Defendant does not claim that Plaintiff's amendment would be prejudicial, in bad faith, or dilatory. Instead, Defendant relies on Local Rule 15.1 and futility. (Doc. 20 at 6-7.) Although Plaintiff did not comply with the local rule by lodging an amended complaint or attaching it to her response, the Court will consider the request on the merits. Plaintiff has attempted to plead a cause of action under both 12 U.S.C. § 2605 and 12 C.F.R. § 1024.36, and the alleged violation relates to Defendant's failure to provide records. (Doc. 1 at 5-6.) However, it is possible that Plaintiff could provide facts to properly plead a claim. The Court declines to comment on whether such a claim would be meritorious; however, given the liberality with which district courts must construe motions to amend, amendment is not frivolous.
CONCLUSION
Because Plaintiffs written correspondence exceeds the scope of RESPA, it does not qualify as an RFI pursuant to 12 U.S.C. § 2605(e)(1)(B) and 12 C.F.R. § 1024.36. Therefore, Plaintiff has failed to state a claim, and Defendant's Motion is granted. However, at this time the Court cannot determine that amendment is futile.

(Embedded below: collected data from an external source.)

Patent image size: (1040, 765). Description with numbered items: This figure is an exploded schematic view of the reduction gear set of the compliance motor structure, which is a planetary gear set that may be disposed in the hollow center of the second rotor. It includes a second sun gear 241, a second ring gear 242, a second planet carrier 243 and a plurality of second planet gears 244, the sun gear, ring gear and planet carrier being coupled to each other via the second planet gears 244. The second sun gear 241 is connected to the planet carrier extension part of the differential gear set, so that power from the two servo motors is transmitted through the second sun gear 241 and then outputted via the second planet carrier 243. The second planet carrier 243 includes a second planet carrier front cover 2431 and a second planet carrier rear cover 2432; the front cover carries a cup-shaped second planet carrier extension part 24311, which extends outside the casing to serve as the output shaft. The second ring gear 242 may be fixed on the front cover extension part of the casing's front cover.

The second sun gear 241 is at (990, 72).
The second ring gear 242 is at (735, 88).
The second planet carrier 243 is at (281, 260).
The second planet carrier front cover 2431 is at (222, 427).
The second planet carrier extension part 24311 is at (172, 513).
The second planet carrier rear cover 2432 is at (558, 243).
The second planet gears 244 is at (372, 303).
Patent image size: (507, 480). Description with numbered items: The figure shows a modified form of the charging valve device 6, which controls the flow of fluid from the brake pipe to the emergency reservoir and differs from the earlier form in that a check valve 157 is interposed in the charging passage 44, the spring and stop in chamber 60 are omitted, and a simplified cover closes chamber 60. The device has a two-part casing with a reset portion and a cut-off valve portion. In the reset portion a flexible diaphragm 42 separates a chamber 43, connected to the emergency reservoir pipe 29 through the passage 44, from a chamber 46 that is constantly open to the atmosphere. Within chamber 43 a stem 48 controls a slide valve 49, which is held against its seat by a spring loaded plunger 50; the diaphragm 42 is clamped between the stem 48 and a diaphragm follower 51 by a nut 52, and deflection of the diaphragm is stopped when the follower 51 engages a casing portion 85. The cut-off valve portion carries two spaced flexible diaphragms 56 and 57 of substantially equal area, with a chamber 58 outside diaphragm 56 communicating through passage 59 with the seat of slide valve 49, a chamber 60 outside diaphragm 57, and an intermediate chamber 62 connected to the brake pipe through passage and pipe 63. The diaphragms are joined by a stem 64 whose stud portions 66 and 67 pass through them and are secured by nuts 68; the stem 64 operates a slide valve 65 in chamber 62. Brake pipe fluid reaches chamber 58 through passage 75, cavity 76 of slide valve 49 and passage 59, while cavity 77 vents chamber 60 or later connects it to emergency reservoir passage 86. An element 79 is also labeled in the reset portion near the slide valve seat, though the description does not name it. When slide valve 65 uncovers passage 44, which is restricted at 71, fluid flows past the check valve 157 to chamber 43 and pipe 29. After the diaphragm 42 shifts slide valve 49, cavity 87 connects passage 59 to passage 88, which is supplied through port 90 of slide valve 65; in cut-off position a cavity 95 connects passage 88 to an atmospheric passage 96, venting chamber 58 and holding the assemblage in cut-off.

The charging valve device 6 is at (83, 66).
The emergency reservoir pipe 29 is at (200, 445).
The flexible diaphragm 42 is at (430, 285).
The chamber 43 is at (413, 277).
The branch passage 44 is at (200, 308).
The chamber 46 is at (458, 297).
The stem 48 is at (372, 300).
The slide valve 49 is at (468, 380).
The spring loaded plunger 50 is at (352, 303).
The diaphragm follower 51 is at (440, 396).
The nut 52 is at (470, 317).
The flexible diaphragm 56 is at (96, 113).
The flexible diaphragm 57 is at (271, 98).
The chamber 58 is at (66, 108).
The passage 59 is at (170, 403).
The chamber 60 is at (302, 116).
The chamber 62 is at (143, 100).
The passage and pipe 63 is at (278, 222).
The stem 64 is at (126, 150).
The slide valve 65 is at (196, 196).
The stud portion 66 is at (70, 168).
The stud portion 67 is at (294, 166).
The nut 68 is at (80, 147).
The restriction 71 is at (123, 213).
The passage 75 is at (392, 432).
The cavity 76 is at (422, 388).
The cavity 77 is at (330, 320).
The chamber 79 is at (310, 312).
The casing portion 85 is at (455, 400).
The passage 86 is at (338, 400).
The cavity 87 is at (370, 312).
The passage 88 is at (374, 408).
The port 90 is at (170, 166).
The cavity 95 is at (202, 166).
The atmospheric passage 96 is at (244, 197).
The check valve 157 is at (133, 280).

Accordingly, IT IS HEREBY ORDERED granting Defendant's Motion to Dismiss (Doc. 17).
IT IS FURTHER ORDERED that Plaintiff has 30 days from the date of this order to file an Amended Complaint.
IT IS FURTHER ORDERED that if Plaintiff fails to file an Amended Complaint within 30 days from the date of this order, the Clerk of Court must, without further notice, enter judgment of dismissal of this action with prejudice on or after April 11, 2022.